American Experience: Voice of Freedom
Monday, February 15, 9 pm
On Easter Sunday 1939, contralto Marian Anderson stepped up to a microphone in front of the Lincoln Memorial. Inscribed on the walls of the monument behind her were the words “all men are created equal.” Barred from performing in Constitution Hall because of her race, Anderson would sing for the American people in the open air. The film interweaves Anderson’s rich life story with this landmark moment in history.
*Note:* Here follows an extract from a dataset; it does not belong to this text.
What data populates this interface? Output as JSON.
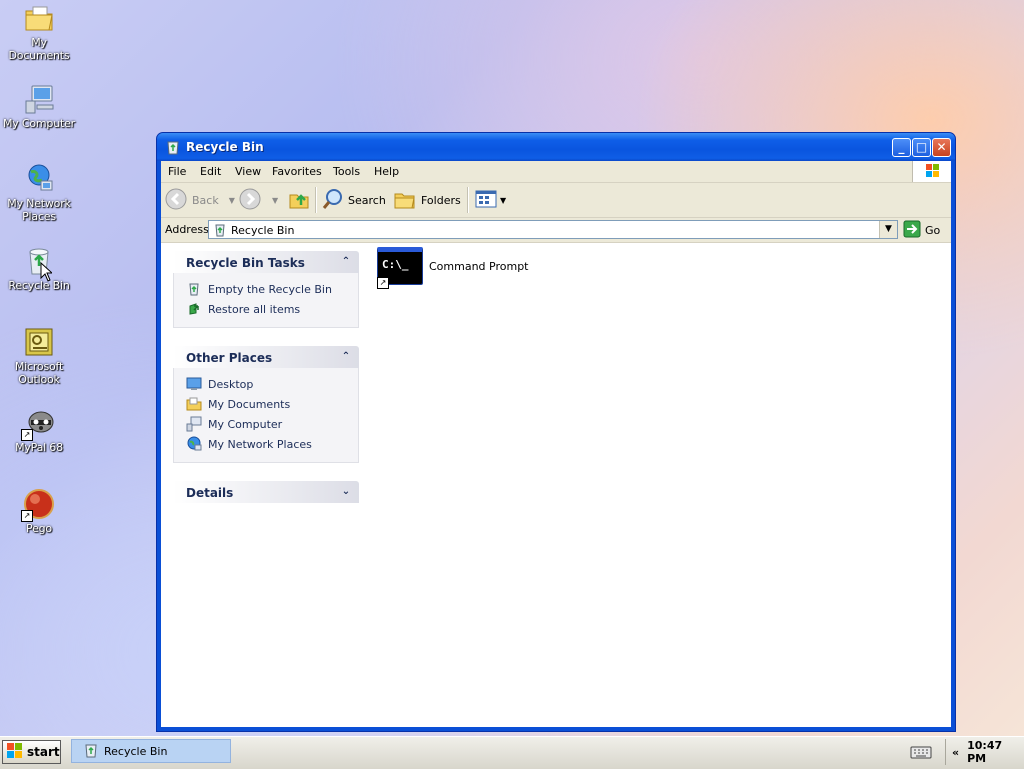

The Black Church: This Is Our Story, This Is Our Song
Tuesday, February 16, 8 pm & Wednesday, February 17, 8 pm
Dr. Henry Louis Gates, Jr. takes viewers on a journey through the rich and complex history of the Black Church to reveal how this uniquely American institution has influenced nearly every chapter of the Black American story. Explore the Church’s profound impact on the evolution of American culture and history, and how it continues to animate black identity today.
Kindred Spirits: Artists Hilda Wilkinson Brown and Lilian Thomas Burwell
Sunday, February 21, 11:30 pm
This documentary explores the unique relationship between an African American aunt and niece who became accomplished artists and educators despite the hardships of the Great Depression and the inequities of racial segregation.
Independent Lens: Mr. SOUL!
Monday, February 22, 10 pm
In 1968, America’s first Black variety show, SOUL!, hosted by Ellis Haizlip, premiered on public television. The pioneering series ran for six years, celebrated Black artistry, community, and culture, but was also a platform for political expression. Mr. SOUL! includes participants’ recollections and archival footage, highlighting a turning point in representation whose impact continues to resonate to this day.
This feature first appeared in the January/February 2021 issue of Nine PBS Magazine.